但在晏知煦眼裡看來,這群孩子有自己想要追逐的事情。
那台上的女孩子是飾演主角美狄亞的主演之一,無論是場上場下,她的眼睛裡都滿是對著未來的期待以及對理想的追求。
而他身邊飾演被她殺死的男孩就不一樣了,從始至終,那個男孩兒的眼神一直都放在女孩兒的身上,從未有過分毫偏移,以至於有一幕要離開場地之內的表演,他還撞到了桌子角。
其他配角們也多多少少有自己的想法藏在眼神之中,卻實際上怎麼藏也藏不住。尤其那位飾演美狄亞的愛人的男孩兒,他的眼神近乎頹喪,似是對這齣表演根本不抱有任何期待。
晏知煦打算將這些人分為三類人。
他首先將女孩兒與其他激情昂揚的配角孩子們分為一類,將他們劃分為「理想人」,意味著為追求理想、眼中帶有明顯光亮,也許有明確目標的人群。
這類人就像糸芾,甚至是像晏知煦一開始從各類表演之中認識到的許以念,對理想有著那樣熱切的期望與表現欲,對自己想要的東西,盡力地、奮力地去追求。
他又將飾演美狄亞愛人的那位男孩兒劃分為第二類人,這一類,是「清明人」,也就是看清楚了事情的全面與全局,已經洞察了整個行為的結果的人。

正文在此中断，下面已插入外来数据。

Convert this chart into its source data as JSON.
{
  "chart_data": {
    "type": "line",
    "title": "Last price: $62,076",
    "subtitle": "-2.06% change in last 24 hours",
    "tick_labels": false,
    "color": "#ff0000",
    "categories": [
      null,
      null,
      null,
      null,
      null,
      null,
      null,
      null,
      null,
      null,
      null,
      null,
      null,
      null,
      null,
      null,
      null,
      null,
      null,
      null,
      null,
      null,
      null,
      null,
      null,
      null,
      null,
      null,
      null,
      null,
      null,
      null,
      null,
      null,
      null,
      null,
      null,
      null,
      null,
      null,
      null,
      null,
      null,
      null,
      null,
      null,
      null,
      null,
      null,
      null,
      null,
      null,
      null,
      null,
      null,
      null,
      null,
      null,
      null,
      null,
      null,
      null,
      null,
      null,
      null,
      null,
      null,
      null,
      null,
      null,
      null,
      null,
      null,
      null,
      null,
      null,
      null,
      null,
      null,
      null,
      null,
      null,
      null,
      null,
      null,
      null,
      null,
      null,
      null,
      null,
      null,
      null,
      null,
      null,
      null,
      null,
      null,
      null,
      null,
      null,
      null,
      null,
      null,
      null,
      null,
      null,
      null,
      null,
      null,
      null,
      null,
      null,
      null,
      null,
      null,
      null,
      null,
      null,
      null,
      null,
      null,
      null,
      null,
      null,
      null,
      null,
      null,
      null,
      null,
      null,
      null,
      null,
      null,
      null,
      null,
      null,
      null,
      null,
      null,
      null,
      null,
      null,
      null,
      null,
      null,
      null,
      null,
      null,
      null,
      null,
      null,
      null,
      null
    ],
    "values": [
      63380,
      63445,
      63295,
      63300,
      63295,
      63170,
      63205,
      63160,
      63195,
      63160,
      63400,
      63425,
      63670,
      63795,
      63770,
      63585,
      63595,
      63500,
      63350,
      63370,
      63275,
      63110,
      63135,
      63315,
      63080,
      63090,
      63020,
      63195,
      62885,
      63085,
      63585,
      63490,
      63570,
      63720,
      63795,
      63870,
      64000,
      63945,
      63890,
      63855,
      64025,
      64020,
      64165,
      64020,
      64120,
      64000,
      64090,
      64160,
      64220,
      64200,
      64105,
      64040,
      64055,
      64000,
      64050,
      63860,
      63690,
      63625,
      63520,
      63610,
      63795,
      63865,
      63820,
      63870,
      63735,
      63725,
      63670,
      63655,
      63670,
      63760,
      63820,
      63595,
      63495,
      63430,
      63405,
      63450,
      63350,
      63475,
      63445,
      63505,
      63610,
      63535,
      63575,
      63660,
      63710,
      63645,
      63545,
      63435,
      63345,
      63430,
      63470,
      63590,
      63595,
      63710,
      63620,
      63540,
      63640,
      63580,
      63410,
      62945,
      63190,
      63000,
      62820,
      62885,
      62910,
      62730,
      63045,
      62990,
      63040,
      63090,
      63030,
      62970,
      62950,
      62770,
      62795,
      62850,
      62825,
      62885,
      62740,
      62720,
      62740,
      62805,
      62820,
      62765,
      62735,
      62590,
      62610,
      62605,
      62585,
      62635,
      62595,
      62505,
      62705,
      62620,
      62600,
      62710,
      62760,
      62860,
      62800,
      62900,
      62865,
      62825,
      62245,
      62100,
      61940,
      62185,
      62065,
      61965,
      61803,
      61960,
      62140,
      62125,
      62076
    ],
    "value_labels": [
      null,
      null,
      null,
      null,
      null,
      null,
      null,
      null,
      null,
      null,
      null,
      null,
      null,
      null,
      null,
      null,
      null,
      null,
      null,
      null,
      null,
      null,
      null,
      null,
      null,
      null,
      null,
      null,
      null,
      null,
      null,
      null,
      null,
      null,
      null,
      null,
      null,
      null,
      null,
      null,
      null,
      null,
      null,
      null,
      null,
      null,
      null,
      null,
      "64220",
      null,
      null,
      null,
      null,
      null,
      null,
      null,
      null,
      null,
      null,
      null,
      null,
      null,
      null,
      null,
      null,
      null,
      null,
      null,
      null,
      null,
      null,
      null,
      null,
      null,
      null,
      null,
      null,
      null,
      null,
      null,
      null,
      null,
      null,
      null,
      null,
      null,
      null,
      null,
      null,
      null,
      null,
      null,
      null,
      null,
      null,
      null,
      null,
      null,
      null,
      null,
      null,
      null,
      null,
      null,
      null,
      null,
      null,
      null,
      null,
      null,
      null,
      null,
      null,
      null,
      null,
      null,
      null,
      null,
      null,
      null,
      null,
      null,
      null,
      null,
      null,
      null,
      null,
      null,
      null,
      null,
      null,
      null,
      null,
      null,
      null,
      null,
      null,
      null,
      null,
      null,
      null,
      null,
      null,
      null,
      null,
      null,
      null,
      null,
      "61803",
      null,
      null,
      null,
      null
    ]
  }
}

這類人就是現在的許以念,看清了自己想要的東西實際上可能並不能得到,或者是已經失去了更加高遠、更為深刻的追求理念,已經認清了自己當前現實與所謂理想的距離,最終決定暫時止步,重新規劃自己眼下要做的事情。
而第三類,已經很明顯了,就是那個明明飾演著反派,卻依舊目不轉睛地盯著女孩兒看的男孩。
那是晏知煦這樣的人。
他自以為自己的愛意已經滿溢得可以感動到眼前人,可眼前人實際上根本沒有一丁點兒時間分出任何的精力到他的身上。
這一切都只是他自己的自我感動,沒有人在意他到底做了什麼,這一切只有他自己能夠看到。
雖然看到了在這場演出之中的自身存在,但晏知煦只覺得有趣。
因為在這場演出之中,他看清楚了其中自己一直沒有看到的問題,或者說——死角。
他一直都太執著讓許以念喜歡自己了,以至於各方面的提升都是衝著這個目標而去。
而現在他似乎看到了這件事之中值得嘲諷的內容,一個人要有多麼痴傻,才能發現自己實際上一直都在原地踏步啊。
晏知煦看完這場演出,低聲笑著鼓起了掌。
他的掌聲毫不吝嗇,甚至站起身來鼓掌——這對於演員們來說,應當算是普通觀眾所能給他們的最高級的表態了。
「怎麼樣怎麼樣!先生,您覺得我們的演出精彩嗎?」
女孩兒在謝幕落幕後興沖沖地衝來,迫切地想要知道自己團隊剛才的演出,在真正的觀眾眼中看來到底是一副什麼樣的畫面。
她並不指望晏知煦說出「精彩絕倫」這般的誇讚話語,但多少還是想要在這位唯一的觀眾口中得到些許鼓勵。